Une des finalités des accords de Bologne signés en 1999 sur l’enseignement supérieur et la formation continue, dite réforme LMD (Licence, Master, Doctorat) est d’organiser l’harmonisation européenne des diplômes et de favoriser le rapprochement entre l’université, les grandes écoles et le monde professionnel. La réforme LMD permet d’harmoniser les maquettes pédagogiques selon un modèle unique et un découpage en modules avec l’acquisition de crédits, (ECTS).
Le principe de la délivrance aux titulaires d’un diplôme d’Etat relevant du domaine de la santé, d’un grade équivalent au titre universitaire, comme pour d’autres formations (architectes,…), a été retenu pour plusieurs raisons :
en France une même formation ne peut pas conduire à la délivrance de deux diplômes différents, ce qui serait par exemple le cas avec une licence d’infirmier et un diplôme d’Etat d’infirmier (diplôme d’exercice) ;
les diplômes de licence et master sont des diplômes obtenus à partir d’un contenu de formation qui est sous la seule responsabilité des universités, dans le cadre de leur autonomie pédagogique ; or les formations des professions de santé doivent conserver un cadrage national, comme l’exigent les diplômes d’exercice des professions
réglementées ;
l’accès aux formations médicales et à certaines études paramédicales est soumis à un numerus clausus ou un quota.

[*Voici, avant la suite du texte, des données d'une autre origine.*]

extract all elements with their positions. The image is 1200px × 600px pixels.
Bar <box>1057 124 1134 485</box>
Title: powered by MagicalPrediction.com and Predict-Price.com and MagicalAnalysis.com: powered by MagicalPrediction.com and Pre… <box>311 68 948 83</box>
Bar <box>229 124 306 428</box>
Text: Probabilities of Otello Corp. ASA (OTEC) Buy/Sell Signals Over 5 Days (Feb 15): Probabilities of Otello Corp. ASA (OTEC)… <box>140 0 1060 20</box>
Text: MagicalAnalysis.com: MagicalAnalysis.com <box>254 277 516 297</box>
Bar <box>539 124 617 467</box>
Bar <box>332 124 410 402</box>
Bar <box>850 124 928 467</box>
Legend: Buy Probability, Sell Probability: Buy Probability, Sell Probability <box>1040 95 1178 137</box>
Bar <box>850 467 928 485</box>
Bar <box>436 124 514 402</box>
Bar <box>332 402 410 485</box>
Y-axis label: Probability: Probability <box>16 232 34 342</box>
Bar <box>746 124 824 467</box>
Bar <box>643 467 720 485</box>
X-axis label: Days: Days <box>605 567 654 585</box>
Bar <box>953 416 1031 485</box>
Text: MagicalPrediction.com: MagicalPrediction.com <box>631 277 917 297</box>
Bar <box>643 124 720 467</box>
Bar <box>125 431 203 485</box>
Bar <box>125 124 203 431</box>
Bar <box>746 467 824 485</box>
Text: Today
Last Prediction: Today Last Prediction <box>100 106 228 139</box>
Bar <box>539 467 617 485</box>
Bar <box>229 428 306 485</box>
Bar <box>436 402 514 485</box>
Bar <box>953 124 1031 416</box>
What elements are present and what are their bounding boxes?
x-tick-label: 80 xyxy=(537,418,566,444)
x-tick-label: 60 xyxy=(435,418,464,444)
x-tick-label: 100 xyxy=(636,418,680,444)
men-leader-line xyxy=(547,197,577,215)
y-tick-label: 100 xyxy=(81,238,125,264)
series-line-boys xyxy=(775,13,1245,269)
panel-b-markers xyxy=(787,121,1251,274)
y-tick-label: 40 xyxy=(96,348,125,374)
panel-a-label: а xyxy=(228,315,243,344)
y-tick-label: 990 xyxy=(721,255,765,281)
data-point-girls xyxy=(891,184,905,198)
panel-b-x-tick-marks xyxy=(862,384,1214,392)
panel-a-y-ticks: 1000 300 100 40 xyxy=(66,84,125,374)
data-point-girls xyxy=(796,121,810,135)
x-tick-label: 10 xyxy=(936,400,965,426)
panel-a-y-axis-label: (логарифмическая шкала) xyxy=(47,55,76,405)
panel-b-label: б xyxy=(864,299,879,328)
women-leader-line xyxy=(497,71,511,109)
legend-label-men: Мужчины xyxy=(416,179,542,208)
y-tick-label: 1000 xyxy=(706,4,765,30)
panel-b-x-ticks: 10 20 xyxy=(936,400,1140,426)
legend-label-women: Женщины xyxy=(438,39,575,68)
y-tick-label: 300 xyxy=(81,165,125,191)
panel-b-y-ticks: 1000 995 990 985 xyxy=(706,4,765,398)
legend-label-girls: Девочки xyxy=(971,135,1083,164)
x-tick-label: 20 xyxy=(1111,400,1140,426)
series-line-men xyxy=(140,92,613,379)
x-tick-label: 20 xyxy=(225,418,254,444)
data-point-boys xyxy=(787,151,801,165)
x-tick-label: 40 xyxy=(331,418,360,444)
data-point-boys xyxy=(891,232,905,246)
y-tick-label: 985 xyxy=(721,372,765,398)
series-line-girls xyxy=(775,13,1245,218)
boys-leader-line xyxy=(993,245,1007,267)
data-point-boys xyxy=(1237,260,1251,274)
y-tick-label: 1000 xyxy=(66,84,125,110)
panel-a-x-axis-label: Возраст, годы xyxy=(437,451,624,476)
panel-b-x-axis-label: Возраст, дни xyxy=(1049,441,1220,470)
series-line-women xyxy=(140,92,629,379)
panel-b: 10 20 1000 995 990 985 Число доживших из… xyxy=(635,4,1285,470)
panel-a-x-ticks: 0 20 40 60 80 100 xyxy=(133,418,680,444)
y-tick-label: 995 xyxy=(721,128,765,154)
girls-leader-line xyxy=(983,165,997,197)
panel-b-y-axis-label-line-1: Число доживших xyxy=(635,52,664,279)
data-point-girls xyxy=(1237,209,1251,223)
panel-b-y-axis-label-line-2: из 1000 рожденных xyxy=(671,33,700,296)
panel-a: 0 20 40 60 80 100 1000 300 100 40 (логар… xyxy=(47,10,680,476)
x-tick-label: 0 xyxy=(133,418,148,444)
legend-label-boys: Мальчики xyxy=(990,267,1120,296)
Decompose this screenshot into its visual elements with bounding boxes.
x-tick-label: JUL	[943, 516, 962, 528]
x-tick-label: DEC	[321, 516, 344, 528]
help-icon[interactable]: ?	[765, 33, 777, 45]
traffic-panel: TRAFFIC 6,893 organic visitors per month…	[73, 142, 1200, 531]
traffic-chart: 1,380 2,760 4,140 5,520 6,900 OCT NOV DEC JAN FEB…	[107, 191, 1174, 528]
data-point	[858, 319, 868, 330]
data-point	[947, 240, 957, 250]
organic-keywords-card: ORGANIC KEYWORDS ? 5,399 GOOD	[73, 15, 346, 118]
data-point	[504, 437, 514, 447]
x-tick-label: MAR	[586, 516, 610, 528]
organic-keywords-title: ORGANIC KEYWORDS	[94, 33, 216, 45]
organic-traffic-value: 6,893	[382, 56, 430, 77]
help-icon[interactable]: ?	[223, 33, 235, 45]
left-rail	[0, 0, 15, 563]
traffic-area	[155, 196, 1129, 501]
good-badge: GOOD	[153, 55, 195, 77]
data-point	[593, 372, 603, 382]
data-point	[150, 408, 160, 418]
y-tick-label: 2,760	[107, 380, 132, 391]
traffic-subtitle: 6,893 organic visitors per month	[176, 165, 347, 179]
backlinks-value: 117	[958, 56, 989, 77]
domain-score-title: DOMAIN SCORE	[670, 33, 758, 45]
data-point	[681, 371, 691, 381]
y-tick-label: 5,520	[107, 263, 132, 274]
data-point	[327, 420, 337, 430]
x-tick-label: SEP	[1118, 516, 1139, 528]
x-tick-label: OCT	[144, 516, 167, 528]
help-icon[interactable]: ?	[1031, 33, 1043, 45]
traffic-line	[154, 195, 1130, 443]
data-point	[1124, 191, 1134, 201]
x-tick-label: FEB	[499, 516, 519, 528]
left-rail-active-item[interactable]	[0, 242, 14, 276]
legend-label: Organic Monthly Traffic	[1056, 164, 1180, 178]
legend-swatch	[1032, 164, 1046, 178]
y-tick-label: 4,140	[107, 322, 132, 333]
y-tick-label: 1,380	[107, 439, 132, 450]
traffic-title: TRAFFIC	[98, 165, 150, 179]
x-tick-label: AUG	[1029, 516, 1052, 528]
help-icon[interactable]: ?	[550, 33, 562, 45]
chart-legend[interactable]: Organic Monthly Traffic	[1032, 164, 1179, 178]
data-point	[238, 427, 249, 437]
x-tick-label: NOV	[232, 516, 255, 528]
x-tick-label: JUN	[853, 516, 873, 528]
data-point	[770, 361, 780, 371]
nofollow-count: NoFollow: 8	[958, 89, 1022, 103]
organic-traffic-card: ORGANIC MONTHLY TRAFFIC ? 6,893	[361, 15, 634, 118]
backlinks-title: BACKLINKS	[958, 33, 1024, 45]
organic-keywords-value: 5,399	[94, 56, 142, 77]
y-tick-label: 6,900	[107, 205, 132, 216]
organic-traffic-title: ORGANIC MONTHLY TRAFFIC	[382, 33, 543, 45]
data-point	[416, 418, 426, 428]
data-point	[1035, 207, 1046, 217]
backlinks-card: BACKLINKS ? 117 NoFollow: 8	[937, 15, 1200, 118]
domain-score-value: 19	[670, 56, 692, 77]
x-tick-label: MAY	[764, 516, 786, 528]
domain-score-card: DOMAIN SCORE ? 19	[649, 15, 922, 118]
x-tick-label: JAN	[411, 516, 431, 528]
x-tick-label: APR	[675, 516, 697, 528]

Les conditions de formation initiale créent d’emblée une séparation entre les différentes professions de santé. Les formations proposées aux professions de santé sont marquées par un écart important en termes de durée (9 à 11 ans après le bac pour les médecins et 3 ans le plus souvent
pour les auxiliaires médicaux) et de nature de l’enseignement dispensé (universitaire avec un cursus de recherche pour certaines professions, professionnel pour les auxiliaires médicaux et les sages-femmes sans possibilité d’évolution autre que managériale). Cette organisation singulière ne reconnaît que très partiellement le besoin en qualifications intermédiaires.
Le cadre légal d’exercice génère le cloisonnement. Dans le système de droit français, une intervention sur le corps humain, si elle entraîne un dommage, constitue, par principe, une « atteinte à l’intégrité physique des personnes » au sens du Code pénal. Elle est, à ce titre, punissable, la peine
dépendant de la gravité de l’atteinte. Cela implique en particulier que seule la loi peut autoriser un professionnel de santé à intervenir sur le corps humain.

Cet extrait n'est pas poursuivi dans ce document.